Instructions Checklist
  • Place chopped leek, chopped carrot, celery, 1 garlic clove, parsley stem, 1/8 bay leaf and peppercorns on a double layer of cheesecloth. Bundle up and tie with kitchen string to create a sachet. Gently smash the sachet to release some of the aromas. Heat 2 tablespoons oil in a medium saucepan over medium heat. Add barley and cook, stirring, until toasted, 1 to 3 minutes. Add water and the sachet. Bring to a boil over high heat. Reduce to a simmer and cook, stirring occasionally, until the water is mostly absorbed and the barley is tender and creamy, 35 to 40 minutes. Discard the sachet.

  • Meanwhile, combine broth, lemon, cinnamon stick and the remaining whole bay leaf in a medium saucepan. Bring to a boil. Reduce heat to maintain a lively simmer and cook until reduced to 2 1/2 cups, 20 to 25 minutes. Strain (discard solids). Cover to keep warm.

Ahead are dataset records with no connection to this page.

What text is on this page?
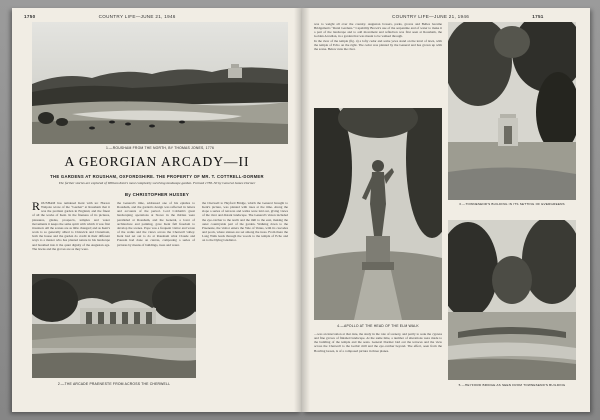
1750	COUNTRY LIFE—JUNE 21, 1946
1.—ROUSHAM FROM THE NORTH, BY THOMAS JONES, 1776
A GEORGIAN ARCADY—II
THE GARDENS AT ROUSHAM, OXFORDSHIRE. THE PROPERTY OF MR. T. COTTRELL-DORMER
The further stories are explored of William Kent's most completely surviving landscape garden. Formed 1738–50 by General James Dormer
By CHRISTOPHER HUSSEY
R OUSHAM has remained Kent with us: Horace Walpole wrote of the “Garden” at Rousham that it was the prettiest garden in England, and the finest of all the works of Kent. In the fineness of its pictures, pleasures, glades, prospects, temples and water movements it keeps the same spirit with which it was first invented. All the scenes are as little changed; and as Kent's work is so generally allied to Chiswick and Claremont, both the house and the garden do credit in their different ways to a master who has planted nature in his landscape and breathed into it the quiet dignity of the Augustan age. The lawns and the groves are as they were.
the General's time, addressed one of his epistles to Rousham, and the garden's design was reflected in letters and accounts of the period. Lord Cobham's great landscaping operations at Stowe in the thirties were paralleled at Rousham, and the General, a lover of architecture and painting, gave Kent full freedom to develop the scenes. Pope was a frequent visitor and wrote of the walks and the views across the Cherwell valley. Kent had set out to do at Rousham what Claude and Poussin had done on canvas, composing a series of pictures by means of buildings, trees and water.
the Cherwell to Heyford Bridge, which the General brought to Kent's picture, was planted with trees at the time. Along the slope a series of terraces and walks were laid out, giving views of the river and distant landscape. The General's vision included the eye-catcher to the north and the mill to the east, making the outer countryside part of the garden. Walking down to the Praeneste, the visitor enters the Vale of Venus, with its cascades and pools, where statues are set among the trees. From there the Long Walk leads through the woods to the temple of Echo and on to the Dying Gladiator.
2.—THE ARCADE PRAENESTE FROM ACROSS THE CHERWELL
COUNTRY LIFE—JUNE 21, 1946	1751
was to weight all over the country. Augustan bowers, parks, groves and Belles became Bridgeman's “Rural Gardens.” Capability Brown's use of the serpentine and of water to make it a part of the landscape and to add movement and reflection was first seen at Rousham, the Golden Arcadian, in a garden that was meant to be walked through.
In the view of the temple (fig. 4) a lofty cedar and some yews stand on the level of lawn, with the temple of Echo on the right. The cedar was planted by the General and has grown up with the scene. Below runs the river.
3.—TOWNESEND'S BUILDING IN ITS SETTING OF EVERGREENS
4.—APOLLO AT THE HEAD OF THE ELM WALK
—was an innovation at that date, the study in the role of scenery, and partly to soak the cypress and fine groves of finished landscape. At the same time, a number of alterations were made to the building of the temple and the seats. General Dormer laid out the terraces and the view across the Cherwell to the Gothic mill and the eye-catcher beyond. The effect, seen from the Bowling Green, is of a composed picture in three planes.
5.—HEYFORD BRIDGE AS SEEN FROM TOWNESEND'S BUILDING
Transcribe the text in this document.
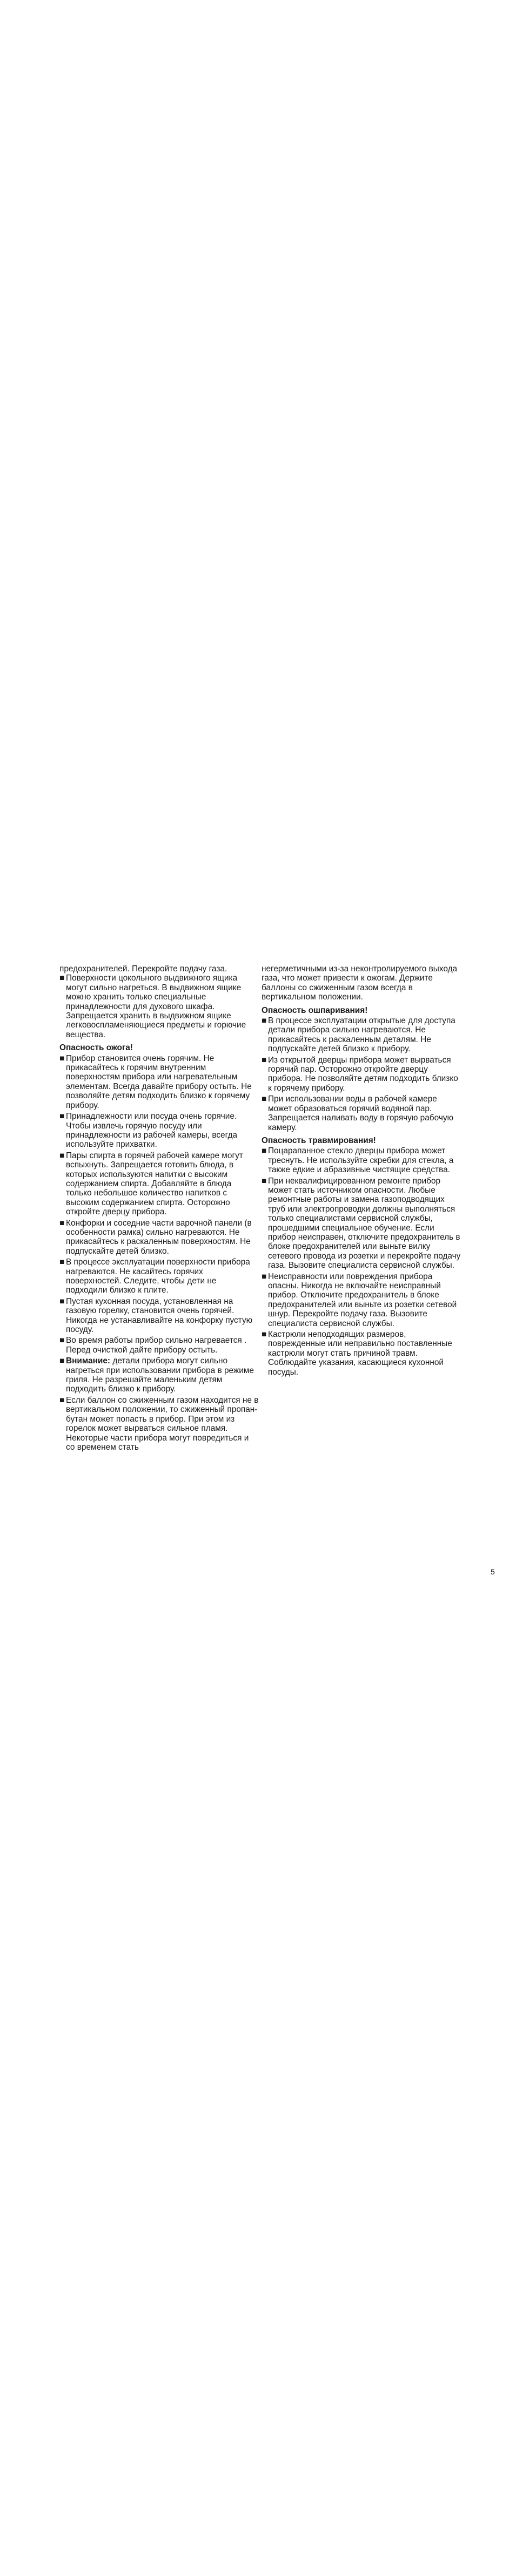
предохранителей. Перекройте подачу газа.

■ Поверхности цокольного выдвижного ящика могут сильно нагреться. В выдвижном ящике можно хранить только специальные принадлежности для духового шкафа. Запрещается хранить в выдвижном ящике легковоспламеняющиеся предметы и горючие вещества.

Опасность ожога!

■ Прибор становится очень горячим. Не прикасайтесь к горячим внутренним поверхностям прибора или нагревательным элементам. Всегда давайте прибору остыть. Не позволяйте детям подходить близко к горячему прибору.
■ Принадлежности или посуда очень горячие. Чтобы извлечь горячую посуду или принадлежности из рабочей камеры, всегда используйте прихватки.
■ Пары спирта в горячей рабочей камере могут вспыхнуть. Запрещается готовить блюда, в которых используются напитки с высоким содержанием спирта. Добавляйте в блюда только небольшое количество напитков с высоким содержанием спирта. Осторожно откройте дверцу прибора.
■ Конфорки и соседние части варочной панели (в особенности рамка) сильно нагреваются. Не прикасайтесь к раскаленным поверхностям. Не подпускайте детей близко.
■ В процессе эксплуатации поверхности прибора нагреваются. Не касайтесь горячих поверхностей. Следите, чтобы дети не подходили близко к плите.
■ Пустая кухонная посуда, установленная на газовую горелку, становится очень горячей. Никогда не устанавливайте на конфорку пустую посуду.
■ Во время работы прибор сильно нагревается . Перед очисткой дайте прибору остыть.
■ Внимание: детали прибора могут сильно нагреться при использовании прибора в режиме гриля. Не разрешайте маленьким детям подходить близко к прибору.
■ Если баллон со сжиженным газом находится не в вертикальном положении, то сжиженный пропан-бутан может попасть в прибор. При этом из горелок может вырваться сильное пламя. Некоторые части прибора могут повредиться и со временем стать

негерметичными из-за неконтролируемого выхода газа, что может привести к ожогам. Держите баллоны со сжиженным газом всегда в вертикальном положении.

Опасность ошпаривания!

■ В процессе эксплуатации открытые для доступа детали прибора сильно нагреваются. Не прикасайтесь к раскаленным деталям. Не подпускайте детей близко к прибору.
■ Из открытой дверцы прибора может вырваться горячий пар. Осторожно откройте дверцу прибора. Не позволяйте детям подходить близко к горячему прибору.
■ При использовании воды в рабочей камере может образоваться горячий водяной пар. Запрещается наливать воду в горячую рабочую камеру.

Опасность травмирования!

■ Поцарапанное стекло дверцы прибора может треснуть. Не используйте скребки для стекла, а также едкие и абразивные чистящие средства.
■ При неквалифицированном ремонте прибор может стать источником опасности. Любые ремонтные работы и замена газоподводящих труб или электропроводки должны выполняться только специалистами сервисной службы, прошедшими специальное обучение. Если прибор неисправен, отключите предохранитель в блоке предохранителей или выньте вилку сетевого провода из розетки и перекройте подачу газа. Вызовите специалиста сервисной службы.
■ Неисправности или повреждения прибора опасны. Никогда не включайте неисправный прибор. Отключите предохранитель в блоке предохранителей или выньте из розетки сетевой шнур. Перекройте подачу газа. Вызовите специалиста сервисной службы.
■ Кастрюли неподходящих размеров, поврежденные или неправильно поставленные кастрюли могут стать причиной травм. Соблюдайте указания, касающиеся кухонной посуды.
5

  • Heat 1 tablespoon oil in a large nonstick skillet. Add turnip and the remaining diced leek top and carrot; cook, stirring, until just tender, about 1 minute. Stir the vegetables into the barley along with 1 tablespoon butter, sliced chives, horseradish and 1/2 teaspoon salt. Cover to keep warm. Wipe out the skillet.

  • Sprinkle trout with cracked pepper and the remaining 1/2 teaspoon salt. Heat 1 1/2 tablespoons oil in the skillet over medium-low heat. Add the trout and cook for 8 minutes. Turn the trout and add the remaining 1 tablespoon butter, 1 garlic clove and thyme. Cook, basting once or twice with the butter mixture, until the fish flakes with a fork, about 6 minutes more.

  • To serve, combine the remaining parsley leaves, chive pieces, tarragon and chervil in a small bowl. Divide the barley among 4 bowls. Top each with a piece of trout and some of the herbs. Pour 2/3 cup of the warm broth around the barley. Sprinkle with more herbs and drizzle with the remaining 1/2 tablespoon oil.

Tips

Equipment: Cheesecloth, kitchen string

Nutrition Facts

4 oz. fish, 1 cup barley, 2/3 cup broth and 1/2 cup herbs

 

646 calories; protein 38.5g; carbohydrates 48.4g; dietary fiber 9.9g; sugars 4.3g; fat 33.4g; saturated fat 7.8g; cholesterol 96mg; vitamin a iu 4415.2IU; vitamin c 26.8mg; folate 73mcg; calcium 137.4mg; iron 4.6mg; magnesium 94.5mg; potassium 1020.1mg; sodium 751.9mg.